Business Fortitude publishes through an automated editorial pipeline. Stories move from RSS ingest to a published article on the live site without a human touching the keyboard, but every stage runs against editorial standards a human would recognise. This page lays out the stack in full, because readers should know exactly what they are reading.

The five stages

1. Ingest. Every hour, BF pulls 22 UK business RSS feeds across general, scale-up, regional, sector, funding, and regulation categories. Items are deduplicated against the last 72 hours, normalised, and queued as candidates. The ingestion service identifies itself as BusinessFortitudeBot and respects per-feed polling intervals.

2. Filter. A Claude Sonnet 4.6 model runs every candidate through an editorial rubric: is there a named UK entity, is the source primary or repackaged, has the same story already been covered. Decisions are approve, reject, or duplicate. A typical filter run approves around 60 per cent of candidates and rejects the rest with a stated reason.

3. Write. Approved candidates are claimed by the writing service, which runs a two-pass Claude Opus 4.6 draft: an editorial brief setting the angle and target word count, then the full article. House voice is informed, neutral, British English. Banned phrases (em-dashes, hype adjectives, marketing register, investment advice) are sweep-checked by regex before the draft is accepted.

4. Image.A Haiku 4.5 model writes a hero-image prompt against per-category visual directions. Gemini 3 Pro generates a 1200×630 hero image. Hard rules: no real people’s faces, no real company logos, no currency symbols on charts. When Gemini fails twice, the pipeline falls back to a vector placeholder so a missing hero never blocks publication.

5. Publish. Drafts with a hero image flip to published, the article is registered with IndexNow for instant search-engine indexing, and the homepage and article pages are revalidated on Vercel so the new content appears immediately.

Editorial standards

BF does not publish buy/sell/hold recommendations on any security. Quoted forecasts must carry attribution and date. We do not fabricate quotes; quotes appear in articles only when they are present verbatim in the source material. Articles mentioning a UK-listed public company carry the ticker on first mention. Every article ends with the standard FCA disclosure.

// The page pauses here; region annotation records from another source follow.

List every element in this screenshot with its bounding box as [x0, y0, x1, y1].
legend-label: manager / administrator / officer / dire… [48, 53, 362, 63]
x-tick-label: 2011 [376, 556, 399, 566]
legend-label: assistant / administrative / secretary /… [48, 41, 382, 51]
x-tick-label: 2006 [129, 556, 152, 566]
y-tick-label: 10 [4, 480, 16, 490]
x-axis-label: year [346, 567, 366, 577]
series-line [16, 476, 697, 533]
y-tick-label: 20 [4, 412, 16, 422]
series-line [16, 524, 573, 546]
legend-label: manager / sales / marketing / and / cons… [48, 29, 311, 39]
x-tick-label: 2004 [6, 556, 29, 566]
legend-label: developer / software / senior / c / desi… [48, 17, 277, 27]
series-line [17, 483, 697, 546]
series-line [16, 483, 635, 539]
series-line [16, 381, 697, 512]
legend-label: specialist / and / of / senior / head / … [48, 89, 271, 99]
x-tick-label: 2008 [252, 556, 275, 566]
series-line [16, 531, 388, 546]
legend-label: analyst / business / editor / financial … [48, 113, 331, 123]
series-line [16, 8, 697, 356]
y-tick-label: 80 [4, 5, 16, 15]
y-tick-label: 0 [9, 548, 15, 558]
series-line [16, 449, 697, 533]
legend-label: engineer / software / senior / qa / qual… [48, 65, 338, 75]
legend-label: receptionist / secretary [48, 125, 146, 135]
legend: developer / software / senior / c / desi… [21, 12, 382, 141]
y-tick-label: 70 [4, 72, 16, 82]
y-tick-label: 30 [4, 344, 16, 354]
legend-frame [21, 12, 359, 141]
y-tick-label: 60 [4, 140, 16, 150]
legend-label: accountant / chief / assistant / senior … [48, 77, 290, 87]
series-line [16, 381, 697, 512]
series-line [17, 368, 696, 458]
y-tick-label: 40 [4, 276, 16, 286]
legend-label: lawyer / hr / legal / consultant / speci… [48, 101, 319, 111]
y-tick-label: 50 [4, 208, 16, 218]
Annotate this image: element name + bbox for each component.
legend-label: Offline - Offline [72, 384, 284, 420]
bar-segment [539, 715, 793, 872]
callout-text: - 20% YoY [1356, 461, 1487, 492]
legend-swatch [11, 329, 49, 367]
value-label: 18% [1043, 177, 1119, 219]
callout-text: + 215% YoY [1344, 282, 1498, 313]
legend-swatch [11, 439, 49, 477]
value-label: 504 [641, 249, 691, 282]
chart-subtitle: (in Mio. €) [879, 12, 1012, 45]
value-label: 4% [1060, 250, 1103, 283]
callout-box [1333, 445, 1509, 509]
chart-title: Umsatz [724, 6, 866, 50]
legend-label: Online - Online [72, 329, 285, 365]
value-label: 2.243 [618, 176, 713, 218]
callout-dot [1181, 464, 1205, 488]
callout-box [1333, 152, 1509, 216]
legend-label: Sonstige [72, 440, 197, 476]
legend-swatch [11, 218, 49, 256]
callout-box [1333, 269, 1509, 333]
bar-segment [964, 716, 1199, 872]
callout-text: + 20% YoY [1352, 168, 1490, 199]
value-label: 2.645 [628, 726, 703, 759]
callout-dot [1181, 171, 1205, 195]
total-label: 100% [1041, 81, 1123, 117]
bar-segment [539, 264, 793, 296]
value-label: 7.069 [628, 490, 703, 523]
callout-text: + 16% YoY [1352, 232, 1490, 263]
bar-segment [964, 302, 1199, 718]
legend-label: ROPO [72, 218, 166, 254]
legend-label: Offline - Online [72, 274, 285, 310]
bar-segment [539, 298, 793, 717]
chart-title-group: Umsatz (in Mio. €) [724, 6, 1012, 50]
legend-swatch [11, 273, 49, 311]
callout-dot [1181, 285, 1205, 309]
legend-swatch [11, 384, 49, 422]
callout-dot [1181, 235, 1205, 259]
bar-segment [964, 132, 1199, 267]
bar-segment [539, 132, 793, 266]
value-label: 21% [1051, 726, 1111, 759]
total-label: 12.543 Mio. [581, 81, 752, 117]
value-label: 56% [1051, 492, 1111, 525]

The compliance layer is non-negotiable. If an article fails the regex sweep, it is reverted to the queue and the next run retries — we would rather miss a publication slot than ship tainted copy.

The entity directory

BF maintains a directory of 90 companies, 64 named individuals, 26 listed tickers, and 22 sectors. Articles are tagged against this directory at publish time so readers can move from any story to the broader context — every article another mention of the same company has had, every other piece on the same sector, and so on. The directory is curated, not crowdsourced.

What this means for you

The pipeline is faster than a human desk and produces stories with a consistency a human desk would struggle to maintain. It is also more limited: it cannot break a story, it cannot interview a source, it cannot judge what a deal smells like. BF is built around what the pipeline does well — synthesis, context, the operator-relevant angle on news that has already surfaced — and is honest about what it does not.